La première partie est consacrée au principal déterminant de la fécondité : la formation du couple. Le chapitre 25 (les chapitres sont numérotés par rapport à l’ensemble du traité), rédigé par P. Festy, rappelle avec une grande clarté la méthodologie pertinente pour mesurer sans biais la formation et la dissolution des unions, en insistant sur la nécessité de tenir compte de l’enchaînement des événements les uns par rapport aux autres pour bien en saisir la fréquence et le calendrier, que le point de vue soit longitudinal ou transversal. Le lien entre nuptialité et fécondité n’est abordé que brièvement, pour faire ressortir que cette relation s’est considérablement affaiblie dans le monde occidental. Enfin, l’auteur constate aussi que la démographie semble pour l’instant avoir renoncé à une étude de la nuptialité qui rechercherait un indice unique prenant en compte simultanément les effectifs masculins et féminins en présence. Les exemples retenus sont européens.

Les deux chapitres suivants portent sur la polygamie en Afrique. Rédigés par P. Antoine, ils abordent d’abord une question méthodologique fondamentale en plaçant la question de l’état matrimonial observé à un moment donné en opposition avec les différents statuts qui marquent le cycle de vie de l’individu (chapitre 26). Seule une approche qui tient compte de ce cycle peut témoigner de la complexité et de la diversité des cheminements individuels, et cette réalité est amplifiée dans les sociétés où, non seulement le divorce existe, mais la polygamie — plutôt la polygynie — est acceptée et fréquente. L’auteur insiste sur la nécessité de recueillir des données biographiques et de les analyser avec les méthodes appropriées qui permettent de neutraliser l’effet des troncatures. Il suggère aussi le recours à l’analyse des transitions (modèle de Cox), qui introduit la durée dans l’analyse de régression.
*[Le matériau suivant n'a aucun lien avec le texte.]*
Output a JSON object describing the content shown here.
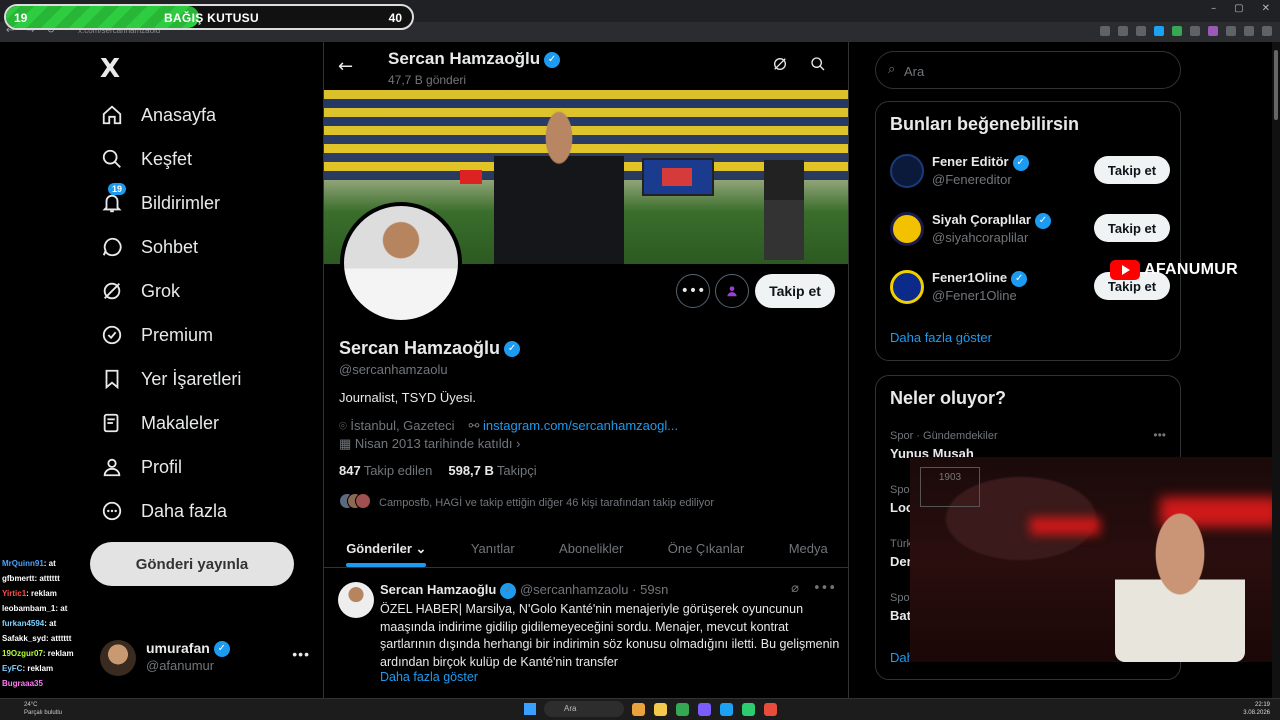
{
  "overlay": {
    "donation_left": "19",
    "donation_title": "BAĞIŞ KUTUSU",
    "donation_right": "40",
    "donation_progress": 0.475,
    "brand": "AFANUMUR"
  },
  "browser": {
    "url": "x.com/sercanhamzaolu",
    "window_controls": [
      "–",
      "▢",
      "✕"
    ]
  },
  "sidebar": {
    "logo": "X",
    "items": [
      {
        "label": "Anasayfa",
        "icon": "home-icon"
      },
      {
        "label": "Keşfet",
        "icon": "search-icon"
      },
      {
        "label": "Bildirimler",
        "icon": "bell-icon",
        "badge": "19"
      },
      {
        "label": "Sohbet",
        "icon": "chat-icon"
      },
      {
        "label": "Grok",
        "icon": "grok-icon"
      },
      {
        "label": "Premium",
        "icon": "verified-badge-icon"
      },
      {
        "label": "Yer İşaretleri",
        "icon": "bookmark-icon"
      },
      {
        "label": "Makaleler",
        "icon": "article-icon"
      },
      {
        "label": "Profil",
        "icon": "person-icon"
      },
      {
        "label": "Daha fazla",
        "icon": "more-circle-icon"
      }
    ],
    "post_button": "Gönderi yayınla",
    "account": {
      "name": "umurafan",
      "handle": "@afanumur",
      "more": "•••"
    }
  },
  "chat": [
    {
      "user": "MrQuinn91",
      "msg": ": at"
    },
    {
      "user": "gfbmertt",
      "msg": ": atttttt"
    },
    {
      "user": "Yirtic1",
      "msg": ": reklam"
    },
    {
      "user": "leobambam_1",
      "msg": ": at"
    },
    {
      "user": "furkan4594",
      "msg": ": at"
    },
    {
      "user": "Safakk_syd",
      "msg": ": atttttt"
    },
    {
      "user": "19Ozgur07",
      "msg": ": reklam"
    },
    {
      "user": "EyFC",
      "msg": ": reklam"
    },
    {
      "user": "Bugraaa35",
      "msg": ""
    }
  ],
  "profile": {
    "header_name": "Sercan Hamzaoğlu",
    "header_posts": "47,7 B gönderi",
    "name": "Sercan Hamzaoğlu",
    "handle": "@sercanhamzaolu",
    "bio": "Journalist, TSYD Üyesi.",
    "location": "İstanbul, Gazeteci",
    "link": "instagram.com/sercanhamzaogl...",
    "joined": "Nisan 2013 tarihinde katıldı",
    "following_count": "847",
    "following_label": "Takip edilen",
    "followers_count": "598,7 B",
    "followers_label": "Takipçi",
    "mutual": "Camposfb, HAGİ ve takip ettiğin diğer 46 kişi tarafından takip ediliyor",
    "follow_button": "Takip et"
  },
  "tabs": [
    "Gönderiler",
    "Yanıtlar",
    "Abonelikler",
    "Öne Çıkanlar",
    "Medya"
  ],
  "tweet": {
    "name": "Sercan Hamzaoğlu",
    "handle": "@sercanhamzaolu",
    "time": "· 59sn",
    "text": "ÖZEL HABER| Marsilya, N'Golo Kanté'nin menajeriyle görüşerek oyuncunun maaşında indirime gidilip gidilemeyeceğini sordu. Menajer, mevcut kontrat şartlarının dışında herhangi bir indirimin söz konusu olmadığını iletti. Bu gelişmenin ardından birçok kulüp de Kanté'nin transfer",
    "show_more": "Daha fazla göster"
  },
  "right": {
    "search_placeholder": "Ara",
    "suggest_title": "Bunları beğenebilirsin",
    "suggestions": [
      {
        "name": "Fener Editör",
        "handle": "@Fenereditor",
        "button": "Takip et"
      },
      {
        "name": "Siyah Çoraplılar",
        "handle": "@siyahcoraplilar",
        "button": "Takip et"
      },
      {
        "name": "Fener1Oline",
        "handle": "@Fener1Oline",
        "button": "Takip et"
      }
    ],
    "show_more": "Daha fazla göster",
    "trends_title": "Neler oluyor?",
    "trends": [
      {
        "category": "Spor · Gündemdekiler",
        "name": "Yunus Musah"
      },
      {
        "category": "Spor",
        "name": "Lool"
      },
      {
        "category": "Türki",
        "name": "Deri"
      },
      {
        "category": "Spor",
        "name": "Batı"
      }
    ],
    "trends_more": "Dah"
  },
  "taskbar": {
    "weather": "24°C",
    "weather_sub": "Parçalı bulutlu",
    "search": "Ara",
    "time": "22:19",
    "date": "3.08.2026"
  },
  "webcam": {
    "jersey": "1903"
  }
}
Dans le chapitre 27, l’auteur s’attaque à la complexité de la nuptialité africaine en analysant le lien entre l’âge au mariage, l’écart d’âge entre conjoints et l’importance de la polygamie. Insistant sur les embûches que pose la définition même du mariage, P. Antoine met en évidence l’augmentation de l’âge au mariage chez les femmes et identifie dans la littérature de nombreux facteurs qui y sont sous-jacents, dont l’urbanisation et ses corollaires, la scolarisation de plus en plus fréquente, l’activité dans le secteur moderne, l’adoption de nouvelles conceptions des relations amoureuses avant le mariage ainsi que de nouvelles règles juridiques qui attribuent de nouveaux droits aux femmes; par contre, chez les hommes, seules les difficultés matérielles semblent influencer les changements dans l’âge au premier mariage. L’augmentation de l’âge au mariage chez les femmes et chez les hommes a contribué à maintenir l’écart d’âge important entre les conjoints africains; cet écart, combiné à une pyramide des âges à base large, fournit les conditions démographiques nécessaires au maintien de la polygamie. Cette caractéristique du système matrimonial présente de fortes variations, mais les zones de forte polygamie sont centrées sur l’Afrique de l’Ouest; la polygamie est aussi plus fréquente en milieu rural qu’en milieu urbain (attention : les légendes désignant les zones urbaines et rurales ont été inversées dans les figures 3 et 4); par ailleurs, la vie en milieu urbain ne semble pas avoir atténué la prévalence de la polygamie. La section 4 de ce chapitre, intitulée « La perception démographique de la polygamie », est particulièrement intéressante et éclairante par la présentation détaillée et raffinée de la dynamique de ce phénomène très contrasté entre les hommes et les femmes : « si tout homme polygame a d’abord été monogame, une femme peut passer directement du célibat à la polygamie en épousant un homme déjà marié » (p. 92). L’auteur explore de nombreuses situations possibles, provoquées par le veuvage et le divorce, et illustre grâce à la figure 6 (p. 93) la complexité et la complémentarité des cheminements masculins et féminins. Le chapitre se termine sur l’évolution de l’importance de la polygamie, en régression plus ou moins marquée dans divers pays. Ces deux chapitres semblent une contribution importante de l’approche démographique pour comprendre un phénomène très complexe.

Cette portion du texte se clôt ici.